Where lazy dumplings actually came from in our cuisine, it is quite difficult to say with certainty now. Perhaps they appeared as a type of sweet cheese halushki, popular not only in Ukraine, but also in Hungary, Slovakia, the Czech Republic and Poland. Or maybe Mr. William Pokhlebkin was right when he said that this is not quite a national dish, but rather a restaurant dish, which appeared only 80-90 years ago because of the unwillingness to mess with real vareniki.
cottage cheese 350 g |
wheat flour 100 g |
yolks 2 pcs |
sugar 1 tbsp. |
butter 40 g |
sour cream 100 g |
acacia honey 2 tsp. |
salt to taste |
Step 1
Pass the fresh fat cottage cheese through a sieve.
Step 2
Grind it in a bowl together with salt, sugar, egg yolks to a homogeneous consistency.
Step 3
Add the sifted flour and knead the dough.
Step 4
Meanwhile, mix the sour cream with 2 teaspoons of acacia honey.
Step 5
Divide the dough into 4 parts, each of which we roll out with our hands.

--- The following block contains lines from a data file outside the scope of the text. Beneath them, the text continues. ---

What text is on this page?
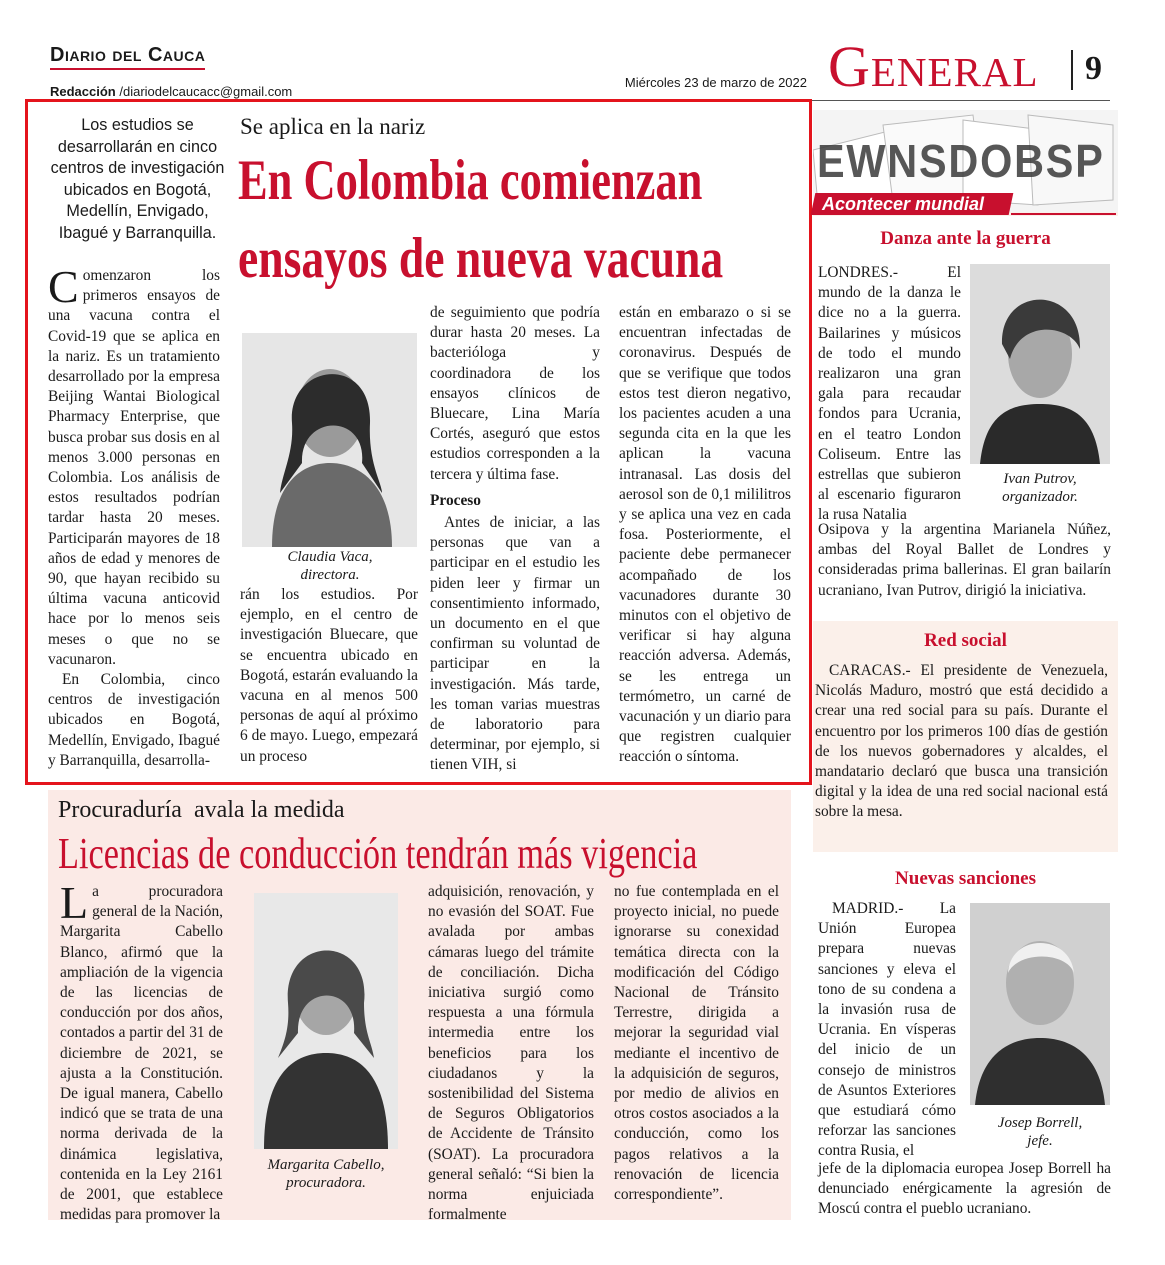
Diario del Cauca
Redacción /diariodelcaucacc@gmail.com
Miércoles 23 de marzo de 2022 General 9
Los estudios se desarrollarán en cinco centros de investigación ubicados en Bogotá, Medellín, Envigado, Ibagué y Barranquilla.
Se aplica en la nariz
En Colombia comienzan
ensayos de nueva vacuna

Comenzaron los primeros ensayos de una vacuna contra el Covid-19 que se aplica en la nariz. Es un tratamiento desarrollado por la empresa Beijing Wantai Biological Pharmacy Enterprise, que busca probar sus dosis en al menos 3.000 personas en Colombia. Los análisis de estos resultados podrían tardar hasta 20 meses. Participarán mayores de 18 años de edad y menores de 90, que hayan recibido su última vacuna anticovid hace por lo menos seis meses o que no se vacunaron.

En Colombia, cinco centros de investigación ubicados en Bogotá, Medellín, Envigado, Ibagué y Barranquilla, desarrolla-

Claudia Vaca,
directora.

rán los estudios. Por ejemplo, en el centro de investigación Bluecare, que se encuentra ubicado en Bogotá, estarán evaluando la vacuna en al menos 500 personas de aquí al próximo 6 de mayo. Luego, empezará un proceso

de seguimiento que podría durar hasta 20 meses. La bacterióloga y coordinadora de los ensayos clínicos de Bluecare, Lina María Cortés, aseguró que estos estudios corresponden a la tercera y última fase.

Proceso

Antes de iniciar, a las personas que van a participar en el estudio les piden leer y firmar un consentimiento informado, un documento en el que confirman su voluntad de participar en la investigación. Más tarde, les toman varias muestras de laboratorio para determinar, por ejemplo, si tienen VIH, si

están en embarazo o si se encuentran infectadas de coronavirus. Después de que se verifique que todos estos test dieron negativo, los pacientes acuden a una segunda cita en la que les aplican la vacuna intranasal. Las dosis del aerosol son de 0,1 mililitros y se aplica una vez en cada fosa. Posteriormente, el paciente debe permanecer acompañado de los vacunadores durante 30 minutos con el objetivo de verificar si hay alguna reacción adversa. Además, se les entrega un termómetro, un carné de vacunación y un diario para que registren cualquier reacción o síntoma.

Procuraduría  avala la medida
Licencias de conducción tendrán más vigencia

La procuradora general de la Nación, Margarita Cabello Blanco, afirmó que la ampliación de la vigencia de las licencias de conducción por dos años, contados a partir del 31 de diciembre de 2021, se ajusta a la Constitución. De igual manera, Cabello indicó que se trata de una norma derivada de la dinámica legislativa, contenida en la Ley 2161 de 2001, que establece medidas para promover la

Margarita Cabello,
procuradora.

adquisición, renovación, y no evasión del SOAT. Fue avalada por ambas cámaras luego del trámite de conciliación. Dicha iniciativa surgió como respuesta a una fórmula intermedia entre los beneficios para los ciudadanos y la sostenibilidad del Sistema de Seguros Obligatorios de Accidente de Tránsito (SOAT). La procuradora general señaló: “Si bien la norma enjuiciada formalmente

no fue contemplada en el proyecto inicial, no puede ignorarse su conexidad temática directa con la modificación del Código Nacional de Tránsito Terrestre, dirigida a mejorar la seguridad vial mediante el incentivo de la adquisición de seguros, por medio de alivios en otros costos asociados a la conducción, como los pagos relativos a la renovación de licencia correspondiente”.

EWNSDOBSP
Acontecer mundial
Danza ante la guerra

LONDRES.- El mundo de la danza le dice no a la guerra. Bailarines y músicos de todo el mundo realizaron una gran gala para recaudar fondos para Ucrania, en el teatro London Coliseum. Entre las estrellas que subieron al escenario figuraron la rusa Natalia

Ivan Putrov,
organizador.

Osipova y la argentina Marianela Núñez, ambas del Royal Ballet de Londres y consideradas prima ballerinas. El gran bailarín ucraniano, Ivan Putrov, dirigió la iniciativa.

Red social

CARACAS.- El presidente de Venezuela, Nicolás Maduro, mostró que está decidido a crear una red social para su país. Durante el encuentro por los primeros 100 días de gestión de los nuevos gobernadores y alcaldes, el mandatario declaró que busca una transición digital y la idea de una red social nacional está sobre la mesa.

Nuevas sanciones

MADRID.- La Unión Europea prepara nuevas sanciones y eleva el tono de su condena a la invasión rusa de Ucrania. En vísperas del inicio de un consejo de ministros de Asuntos Exteriores que estudiará cómo reforzar las sanciones contra Rusia, el

Josep Borrell,
jefe.

jefe de la diplomacia europea Josep Borrell ha denunciado enérgicamente la agresión de Moscú contra el pueblo ucraniano.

You should get rolls 2.5 cm thick and 30 cm long. Cut each roll into 1.5 cm pieces.
Step 6
Put the formed lazy dumplings into well-salted boiling water.
Step 7
As soon as they float, take them out with a skimmer, put them on a plate and pour melted butter over them. Serve with sweet sour cream.
The dedication of Odessians to this simple endeavor makes us akin to the Italians (well, where can we go without them?). Obviously, gnocchetti di ricotto and our lazy dumplings have a lot in common, although we eat "Odessa gnocchi" only for breakfast.